# Niantic’s Expansive Geospatial Model: How Pokémon Go Users Are Influencing AI Navigation
In an innovative step, Niantic, the creator of the widely played mobile game *Pokémon Go*, has unveiled plans for a new AI framework aimed at navigating the physical realm. This framework, known as the “Large Geospatial Model” (LGM), is being developed with input from data gathered from *Pokémon Go* players and users of Niantic’s *Scaniverse* application. The company’s ambitious initiative aspires to transform how AI engages with real-world settings, utilizing millions of visual scans provided by its community.
## The Importance of Visual Scans in Developing the LGM
Niantic’s venture into the LGM commenced with its Visual Positioning System (VPS), a technology that employs images from smartphones to ascertain position and orientation in the real world. This system depends on a 3D map created from scans of actual locations, collected by participants of Niantic’s games such as *Pokémon Go* and users of *Scaniverse*. These scans are largely conducted from a walking perspective, offering an exclusive viewpoint of sites that are frequently unreachable to conventional mapping technologies like street-view cameras mounted on vehicles.
In a recent blog entry, Niantic disclosed that its LGM is founded on over 10 million scanned sites globally, with users adding around 1 million new scans weekly. These scans are refined by neural networks that condense thousands of images into digital representations of physical environments. The outcome is a highly intricate, AI-oriented map of the planet that can be utilized for navigation, augmented reality (AR), and beyond.
## A Different Type of AI Model
The LGM represents a unique kind of AI model akin to large language models (LLMs) like OpenAI’s ChatGPT. While LLMs are trained on extensive amounts of text data to comprehend and formulate human language, Niantic’s LGM processes visual information to interpret physical environments. The model is intended to identify and analyze locations from geolocated images, enabling it to navigate the surroundings with remarkable accuracy.
Niantic has trained more than 50 million neural networks, each symbolizing a specific location or viewpoint. These networks encompass over 150 trillion parameters—modifiable values that aid the AI in understanding and identifying various locations. Multiple networks can be amalgamated to map a single site, constructing a thorough model that can interpret even unfamiliar angles of a given area.

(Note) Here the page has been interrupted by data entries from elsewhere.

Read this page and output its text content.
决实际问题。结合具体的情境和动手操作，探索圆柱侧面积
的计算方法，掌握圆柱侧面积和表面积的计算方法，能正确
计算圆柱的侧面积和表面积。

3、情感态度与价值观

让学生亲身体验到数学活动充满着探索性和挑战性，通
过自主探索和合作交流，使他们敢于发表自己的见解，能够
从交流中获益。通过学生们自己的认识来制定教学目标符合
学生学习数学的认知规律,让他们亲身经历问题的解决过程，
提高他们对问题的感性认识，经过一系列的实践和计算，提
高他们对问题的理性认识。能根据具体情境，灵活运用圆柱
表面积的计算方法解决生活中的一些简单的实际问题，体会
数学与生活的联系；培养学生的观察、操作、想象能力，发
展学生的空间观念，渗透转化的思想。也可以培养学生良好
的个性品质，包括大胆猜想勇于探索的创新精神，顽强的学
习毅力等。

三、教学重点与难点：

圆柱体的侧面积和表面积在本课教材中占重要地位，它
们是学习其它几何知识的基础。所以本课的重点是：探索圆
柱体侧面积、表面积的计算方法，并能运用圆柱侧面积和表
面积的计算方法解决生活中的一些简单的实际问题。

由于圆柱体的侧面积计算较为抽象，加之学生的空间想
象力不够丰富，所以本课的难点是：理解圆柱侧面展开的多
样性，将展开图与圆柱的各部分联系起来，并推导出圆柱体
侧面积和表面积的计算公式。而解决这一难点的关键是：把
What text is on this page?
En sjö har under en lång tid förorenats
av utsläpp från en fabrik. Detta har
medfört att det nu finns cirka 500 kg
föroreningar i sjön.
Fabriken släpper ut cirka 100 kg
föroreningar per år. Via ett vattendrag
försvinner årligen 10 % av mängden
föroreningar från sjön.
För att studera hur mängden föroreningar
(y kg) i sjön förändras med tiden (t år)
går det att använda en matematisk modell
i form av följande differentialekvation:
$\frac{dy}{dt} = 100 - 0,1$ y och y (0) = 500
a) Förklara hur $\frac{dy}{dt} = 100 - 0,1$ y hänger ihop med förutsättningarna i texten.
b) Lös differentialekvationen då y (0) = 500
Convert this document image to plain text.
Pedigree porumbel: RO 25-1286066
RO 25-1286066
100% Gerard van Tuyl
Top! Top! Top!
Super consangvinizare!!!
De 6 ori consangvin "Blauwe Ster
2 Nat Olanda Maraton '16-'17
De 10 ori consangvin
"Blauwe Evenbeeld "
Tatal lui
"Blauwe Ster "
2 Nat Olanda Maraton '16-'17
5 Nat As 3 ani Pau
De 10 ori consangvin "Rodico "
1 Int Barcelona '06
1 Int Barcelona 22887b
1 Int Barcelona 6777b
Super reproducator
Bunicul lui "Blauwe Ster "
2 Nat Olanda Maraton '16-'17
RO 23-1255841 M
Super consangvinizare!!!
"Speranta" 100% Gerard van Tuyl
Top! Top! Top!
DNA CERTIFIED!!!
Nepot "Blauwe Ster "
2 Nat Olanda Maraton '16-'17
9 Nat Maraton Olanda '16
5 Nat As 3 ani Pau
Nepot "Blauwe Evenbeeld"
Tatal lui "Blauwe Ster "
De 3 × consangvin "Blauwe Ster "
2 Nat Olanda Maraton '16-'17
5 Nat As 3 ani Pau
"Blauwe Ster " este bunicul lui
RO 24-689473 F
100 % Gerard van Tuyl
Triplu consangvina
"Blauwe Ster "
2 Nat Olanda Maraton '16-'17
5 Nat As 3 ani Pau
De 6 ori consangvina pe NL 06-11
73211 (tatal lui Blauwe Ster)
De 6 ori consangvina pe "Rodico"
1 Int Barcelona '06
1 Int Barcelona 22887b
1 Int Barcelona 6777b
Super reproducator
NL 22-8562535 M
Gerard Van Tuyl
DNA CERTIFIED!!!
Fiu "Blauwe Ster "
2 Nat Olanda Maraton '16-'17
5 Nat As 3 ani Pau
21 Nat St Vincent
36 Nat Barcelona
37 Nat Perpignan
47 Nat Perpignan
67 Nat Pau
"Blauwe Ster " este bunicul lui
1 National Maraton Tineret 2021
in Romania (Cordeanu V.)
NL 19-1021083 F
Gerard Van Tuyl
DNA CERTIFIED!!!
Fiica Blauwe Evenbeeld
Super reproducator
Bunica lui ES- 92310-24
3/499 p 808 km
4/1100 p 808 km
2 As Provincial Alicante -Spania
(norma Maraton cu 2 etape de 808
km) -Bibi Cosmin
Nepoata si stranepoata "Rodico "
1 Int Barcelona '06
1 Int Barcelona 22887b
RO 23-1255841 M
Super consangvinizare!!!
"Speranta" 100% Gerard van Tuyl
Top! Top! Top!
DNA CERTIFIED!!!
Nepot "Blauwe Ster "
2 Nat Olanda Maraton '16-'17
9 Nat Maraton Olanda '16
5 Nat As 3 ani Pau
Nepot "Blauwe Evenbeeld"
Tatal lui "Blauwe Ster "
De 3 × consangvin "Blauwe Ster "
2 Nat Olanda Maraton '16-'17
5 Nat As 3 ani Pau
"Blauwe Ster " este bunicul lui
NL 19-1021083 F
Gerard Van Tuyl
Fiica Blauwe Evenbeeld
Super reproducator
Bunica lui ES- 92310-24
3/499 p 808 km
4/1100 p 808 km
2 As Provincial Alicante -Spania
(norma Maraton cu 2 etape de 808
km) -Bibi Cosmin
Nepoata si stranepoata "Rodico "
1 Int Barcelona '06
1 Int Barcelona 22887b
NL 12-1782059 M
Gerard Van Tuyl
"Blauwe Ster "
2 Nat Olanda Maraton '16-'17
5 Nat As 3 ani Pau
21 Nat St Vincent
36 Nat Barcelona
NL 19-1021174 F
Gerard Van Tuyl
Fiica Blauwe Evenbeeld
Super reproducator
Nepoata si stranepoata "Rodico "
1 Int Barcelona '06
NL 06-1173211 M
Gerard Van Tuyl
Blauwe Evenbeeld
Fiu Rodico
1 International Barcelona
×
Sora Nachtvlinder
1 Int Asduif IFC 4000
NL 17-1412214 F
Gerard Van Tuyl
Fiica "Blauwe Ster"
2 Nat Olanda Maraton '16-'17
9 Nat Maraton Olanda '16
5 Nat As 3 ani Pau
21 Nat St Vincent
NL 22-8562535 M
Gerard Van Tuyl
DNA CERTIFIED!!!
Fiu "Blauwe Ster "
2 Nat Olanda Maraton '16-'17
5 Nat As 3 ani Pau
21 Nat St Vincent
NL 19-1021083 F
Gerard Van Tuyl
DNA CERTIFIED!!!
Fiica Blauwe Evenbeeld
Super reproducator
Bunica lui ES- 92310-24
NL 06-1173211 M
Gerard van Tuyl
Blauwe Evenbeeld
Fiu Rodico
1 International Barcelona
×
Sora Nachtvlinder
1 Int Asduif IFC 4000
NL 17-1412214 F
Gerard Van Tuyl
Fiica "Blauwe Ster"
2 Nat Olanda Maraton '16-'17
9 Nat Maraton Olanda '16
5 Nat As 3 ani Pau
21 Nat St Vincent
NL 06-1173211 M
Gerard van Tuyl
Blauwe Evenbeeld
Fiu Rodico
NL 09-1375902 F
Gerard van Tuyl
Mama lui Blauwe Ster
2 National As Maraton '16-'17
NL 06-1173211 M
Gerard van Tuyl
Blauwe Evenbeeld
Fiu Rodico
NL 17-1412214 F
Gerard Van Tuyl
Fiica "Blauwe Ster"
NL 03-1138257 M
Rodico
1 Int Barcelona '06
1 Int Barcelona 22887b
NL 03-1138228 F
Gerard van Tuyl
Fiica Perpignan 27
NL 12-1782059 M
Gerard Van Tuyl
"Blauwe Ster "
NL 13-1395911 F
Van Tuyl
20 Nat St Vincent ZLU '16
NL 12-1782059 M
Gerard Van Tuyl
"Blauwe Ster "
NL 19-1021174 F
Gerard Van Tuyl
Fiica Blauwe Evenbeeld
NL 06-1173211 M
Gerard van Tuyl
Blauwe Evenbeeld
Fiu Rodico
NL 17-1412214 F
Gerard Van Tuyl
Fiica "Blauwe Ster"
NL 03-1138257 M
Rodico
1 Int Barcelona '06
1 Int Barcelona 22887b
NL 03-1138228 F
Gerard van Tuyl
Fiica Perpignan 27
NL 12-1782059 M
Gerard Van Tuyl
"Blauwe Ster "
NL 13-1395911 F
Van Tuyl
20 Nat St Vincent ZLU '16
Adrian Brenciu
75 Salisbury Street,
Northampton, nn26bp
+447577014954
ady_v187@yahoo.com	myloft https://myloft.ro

## First-Person Scans: An Exclusive Outlook
One of the most notable benefits of Niantic’s data gathering strategy is the first-person viewpoint offered by its users. Unlike conventional mapping systems, which depend on images taken by vehicles or drones, Niantic’s scans are captured by individuals traversing parks, streets, and other public venues. This pedestrian perspective provides a more personal and intricate view of the world, documenting spaces often overlooked by alternative mapping technologies.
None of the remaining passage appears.